We develop a weakly nonlinear, multi-mode theory for the Rayleigh-Taylor instability (RTI) on a time-varying spherical interface, fully incorporating mode couplings and the Bell-Plesset (BP) effects arising from interface convergence. Our model extends prior analyses, which have been largely restricted to static backgrounds, 2D cylindrical geometries, or single-mode initial conditions. We present a framework capable of evolving arbitrary, fully three-dimensional initial perturbations on a dynamic background. At the first order, mode amplitudes respond to the time-varying interface acceleration with an exponential-like growth, in qualitative agreement with classic static results. At second order, nonlinear mode coupling reveals a powerful selection rule: energy is preferentially channeled into axisymmetric (m=0) modes. We find that the BP effects dramatically amplify the instability growth by a few orders of magnitude, with this amplification being even more significant for second order couplings. Despite this strong channeling, the second order amplitudes remain small relative to the first order, validating the perturbative approach. These findings offer new physical insights into time-dependent interface instabilities relevant to applications such as astrophysical shell collapse and inertial confinement fusion, highlighting the uniquely dominant role of axisymmetric modes in BP-driven convergent flows.

Figures (13)

• Figure 1: Demonstration of the implosion prescription: the blue curve shows $R/R_f$ as a function of $\gamma t$ (left axis), while the red curve shows $\dot R/(\gamma R_f)$ vs. $\gamma t$ (right axis).
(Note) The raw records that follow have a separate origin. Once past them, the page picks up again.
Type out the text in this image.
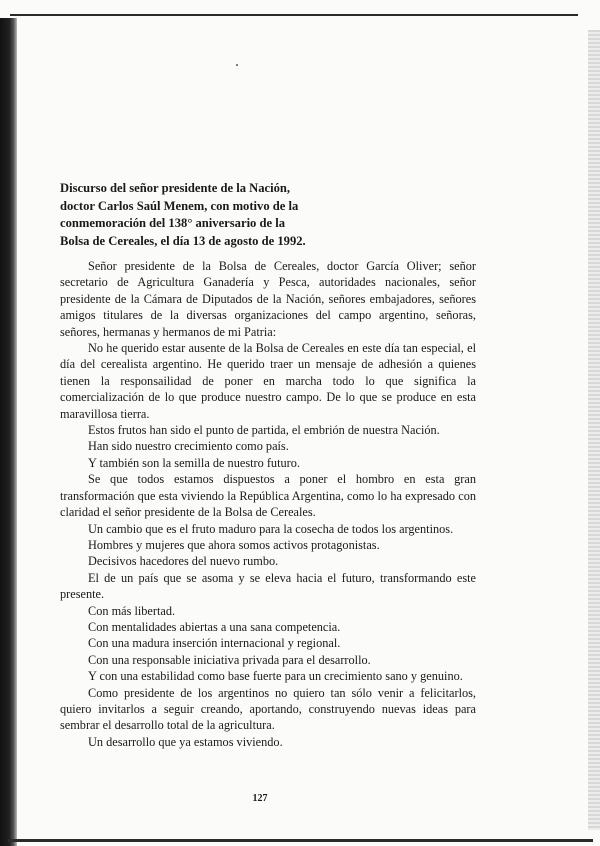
Discurso del señor presidente de la Nación,
doctor Carlos Saúl Menem, con motivo de la
conmemoración del 138° aniversario de la
Bolsa de Cereales, el día 13 de agosto de 1992.

Señor presidente de la Bolsa de Cereales, doctor García Oliver; señor secretario de Agricultura Ganadería y Pesca, autoridades nacionales, señor presidente de la Cámara de Diputados de la Nación, señores embajadores, señores amigos titulares de la diversas organizaciones del campo argentino, señoras, señores, hermanas y hermanos de mi Patria:

No he querido estar ausente de la Bolsa de Cereales en este día tan especial, el día del cerealista argentino. He querido traer un mensaje de adhesión a quienes tienen la responsailidad de poner en marcha todo lo que significa la comercialización de lo que produce nuestro campo. De lo que se produce en esta maravillosa tierra.

Estos frutos han sido el punto de partida, el embrión de nuestra Nación.

Han sido nuestro crecimiento como país.

Y también son la semilla de nuestro futuro.

Se que todos estamos dispuestos a poner el hombro en esta gran transformación que esta viviendo la República Argentina, como lo ha expresado con claridad el señor presidente de la Bolsa de Cereales.

Un cambio que es el fruto maduro para la cosecha de todos los argentinos.

Hombres y mujeres que ahora somos activos protagonistas.

Decisivos hacedores del nuevo rumbo.

El de un país que se asoma y se eleva hacia el futuro, transformando este presente.

Con más libertad.

Con mentalidades abiertas a una sana competencia.

Con una madura inserción internacional y regional.

Con una responsable iniciativa privada para el desarrollo.

Y con una estabilidad como base fuerte para un crecimiento sano y genuino.

Como presidente de los argentinos no quiero tan sólo venir a felicitarlos, quiero invitarlos a seguir creando, aportando, construyendo nuevas ideas para sembrar el desarrollo total de la agricultura.

Un desarrollo que ya estamos viviendo.

127
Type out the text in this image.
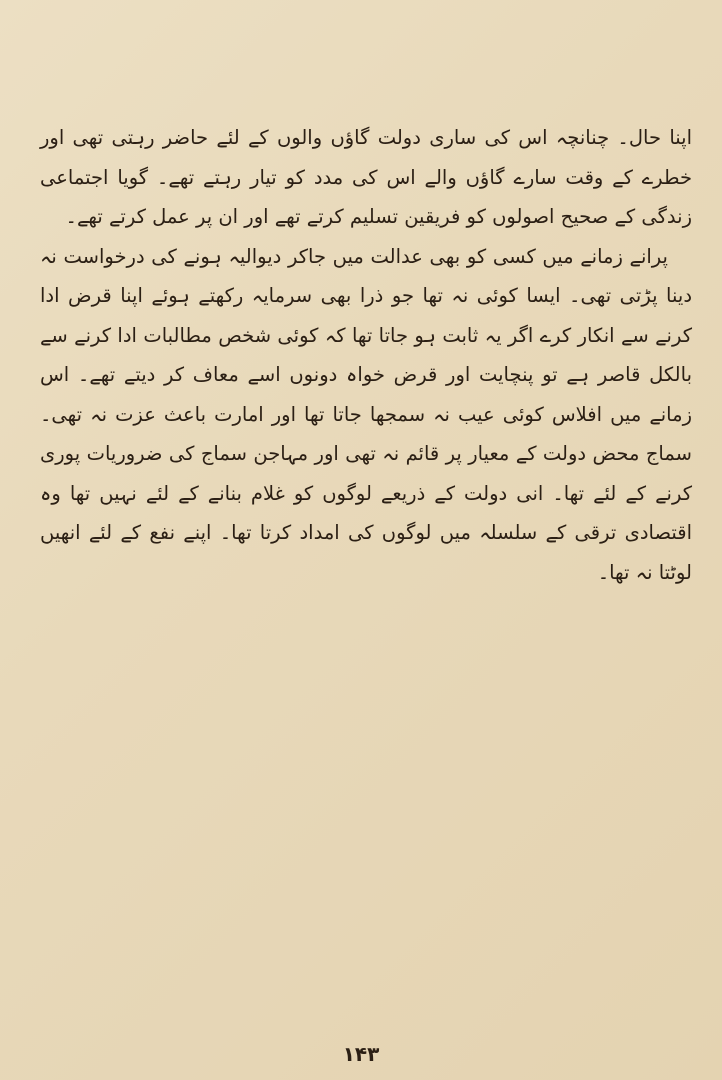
اپنا حال۔ چنانچہ اس کی ساری دولت گاؤں والوں کے لئے حاضر رہتی تھی اور خطرے کے وقت سارے گاؤں والے اس کی مدد کو تیار رہتے تھے۔ گویا اجتماعی زندگی کے صحیح اصولوں کو فریقین تسلیم کرتے تھے اور ان پر عمل کرتے تھے۔

پرانے زمانے میں کسی کو بھی عدالت میں جاکر دیوالیہ ہونے کی درخواست نہ دینا پڑتی تھی۔ ایسا کوئی نہ تھا جو ذرا بھی سرمایہ رکھتے ہوئے اپنا قرض ادا کرنے سے انکار کرے اگر یہ ثابت ہو جاتا تھا کہ کوئی شخص مطالبات ادا کرنے سے بالکل قاصر ہے تو پنچایت اور قرض خواہ دونوں اسے معاف کر دیتے تھے۔ اس زمانے میں افلاس کوئی عیب نہ سمجھا جاتا تھا اور امارت باعث عزت نہ تھی۔ سماج محض دولت کے معیار پر قائم نہ تھی اور مہاجن سماج کی ضروریات پوری کرنے کے لئے تھا۔ انی دولت کے ذریعے لوگوں کو غلام بنانے کے لئے نہیں تھا وہ اقتصادی ترقی کے سلسلہ میں لوگوں کی امداد کرتا تھا۔ اپنے نفع کے لئے انھیں لوٹتا نہ تھا۔

۱۴۳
• Figure 2: Time evolution of $\gamma^2 z_l(t)$ for modes $l = 1, 5, 10$ (solid lines), and the scaled acceleration $-\gamma^2\,\ddot R / R_f$ (dashed line). The similar shapes highlight the tight relation between $z_l$ and the interface acceleration.
• Figure 3: Heatmap of $g_l(t)$ for $l = 1$ to $20$ evolving from $\gamma t=5$ to $10$. Redder regions denote large amplitudes, while blue regions denote small amplitudes.
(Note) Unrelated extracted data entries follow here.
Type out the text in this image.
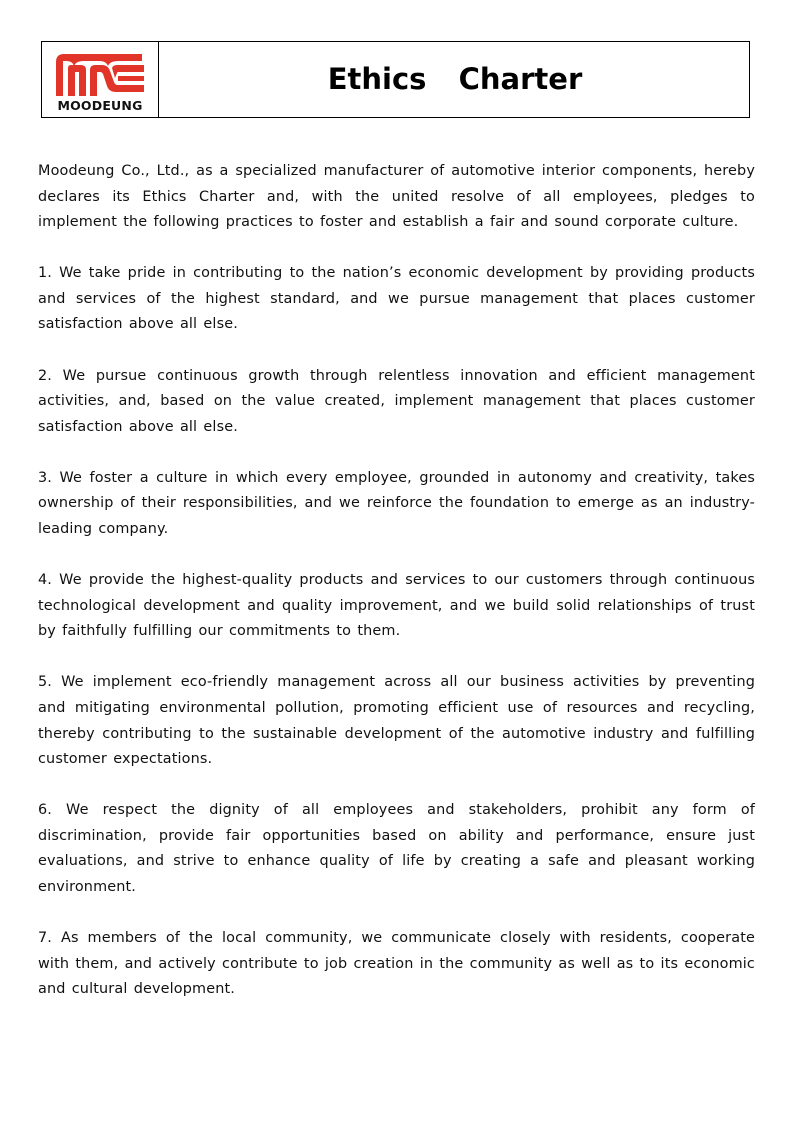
MOODEUNG
Ethics  Charter

Moodeung Co., Ltd., as a specialized manufacturer of automotive interior components, hereby declares its Ethics Charter and, with the united resolve of all employees, pledges to implement the following practices to foster and establish a fair and sound corporate culture.

1. We take pride in contributing to the nation’s economic development by providing products and services of the highest standard, and we pursue management that places customer satisfaction above all else.

2. We pursue continuous growth through relentless innovation and efficient management activities, and, based on the value created, implement management that places customer satisfaction above all else.

3. We foster a culture in which every employee, grounded in autonomy and creativity, takes ownership of their responsibilities, and we reinforce the foundation to emerge as an industry-leading company.

4. We provide the highest-quality products and services to our customers through continuous technological development and quality improvement, and we build solid relationships of trust by faithfully fulfilling our commitments to them.

5. We implement eco-friendly management across all our business activities by preventing and mitigating environmental pollution, promoting efficient use of resources and recycling, thereby contributing to the sustainable development of the automotive industry and fulfilling customer expectations.

6. We respect the dignity of all employees and stakeholders, prohibit any form of discrimination, provide fair opportunities based on ability and performance, ensure just evaluations, and strive to enhance quality of life by creating a safe and pleasant working environment.

7. As members of the local community, we communicate closely with residents, cooperate with them, and actively contribute to job creation in the community as well as to its economic and cultural development.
• Figure 4: Evolution of the growth factor $g_l(t)$ for selected modes ($l = 1, 2, 5, 10, 20$) plotted on a logarithmic scale. The curves illustrate a period of accelerated growth followed by a saturation into a linear growth regime at late times as the interface deceleration ceases.
• Figure 5: Interface shape at $\gamma t = 10$ for four initial conditions: $(l,m) = \text{(a) }(3,\pm1),\,\text{(b) }(4,0),\,\text{(c) }(4,\pm1),\,\text{(d) }(4,\pm4)$. Colors represent the normalized displacement amplitude ($\eta/R_f$), where red indicates outward displacement ($\eta > 0$) and blue indicates inward displacement ($\eta < 0$). The directions of coordinates are marked by the arrows on the bottom left.